Results season kicks off this week in the USA. Several large banks came under fire before the start of the last trading day of the week.
JP Morgan, Citigroup and Wells Fargo all presented their results for the second quarter — and then investors got a better answer about how the banking crisis is affecting the industry after rare financial excitement emerged in March.
Storbank rose
- JPMorgan Chase & Co reported adjusted earnings per share of $4.37 in the second quarter of 2023 on revenue of $41.3 million. Net revenue closed at $14.5 billion, according to the company’s quarterly report on Friday. According to the Refinitiv consensus, earnings of $3.99 per share and revenue of $38.96 billion were expected upfront. The share had risen by more than three percent in the pre-trading stage, so shares were expected to point up for the share when the stock market opened. The stock ended the trading session up 0.6 percent.

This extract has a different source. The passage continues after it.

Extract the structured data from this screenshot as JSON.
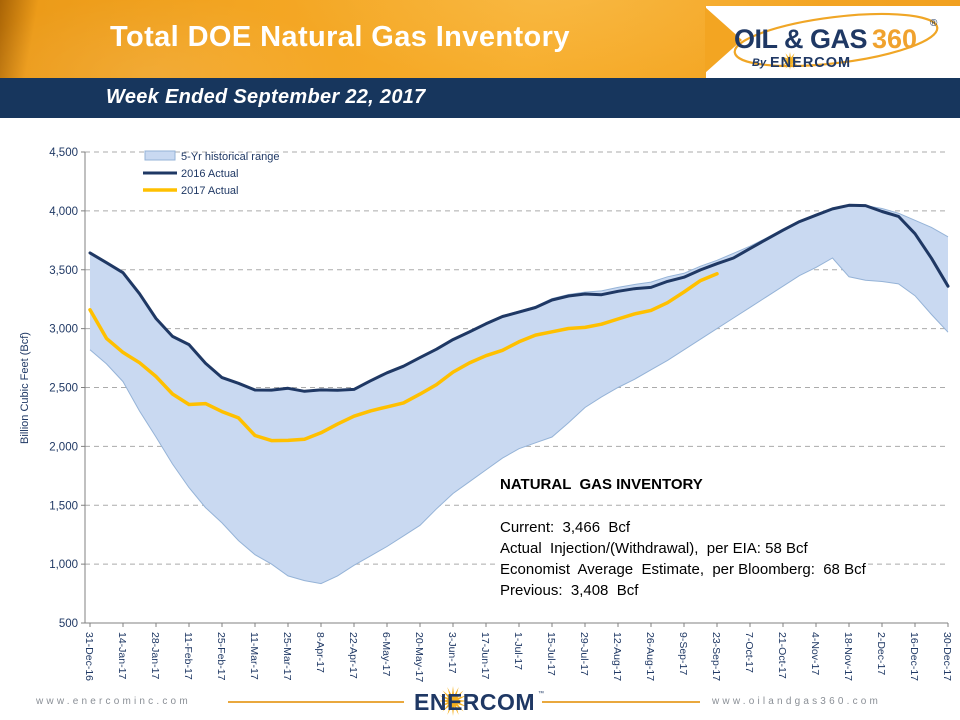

- The bank said on Friday that Citigroup reported adjusted earnings per share of $1.37 in the second quarter of 2023 on a turnover of $19.4 billion. According to the Refinitiv consensus, earnings per share were expected to be $1.30 on revenue of $19.27 billion. The share decreased four percent.
- Wells Fargo had turnover for the period of $20.53 billion versus an expected $20.07 billion. The bank said on Friday that the company posted earnings per share of $1.25 in the second quarter of 2023. It previously expected earnings per share of $1.15, according to estimates obtained by Refinitiv. The share fell 0.2 percent.
Mood shift
Friday started with the same optimism among Wall Street investors earlier this week, and at the open there was an increase in the three major indices. But in the middle of the trading day, the mood of some of them changed.
This is how it looked at closing at 10pm NST:
- The Dow Jones Industrial Average, which consists of 30 handpicked stocks thought to be important, rose 0.3 percent.
- The Nasdaq Composite Index, which was dominated by technology stocks, fell 0.1 percent
- The Standard & Poor’s 500 Collective Index, which consists of 500 of the largest listed companies, fell 0.1 percent.
The previous four days finished higher. Both the Nasdaq and the Standard & Poor’s 500 reached annual record levels during the week, and the indices rose on Wednesday to a level they have not seen since April 2022. On the other hand, the Dow Jones index leaves its best levels since March of this year.
Some of the investor optimism comes from the positive inflation numbers that have been presented to them. On Wednesday, it appeared that price growth in the US economy in June fell significantly from the previous month.
The result was headline inflation of 3 percent year-on-year, yet core inflation was still high at 4.8 percent. On Thursday, the producer price index for June was published – and it turned out that it rose less than expected.
The producer price index, which measures what wholesalers pay for goods, rose 0.1 percent in June on an annual basis. The core producer price index, which excludes food and energy prices, rose 0.1 percent.(conditions)Copyright Dagens Næringsliv AS and/or our suppliers. We’d like you to share our statuses using links that lead directly to our pages. Reproduction or other use of all or part of the Content may be made only with written permission or as permitted by law. For more terms see here.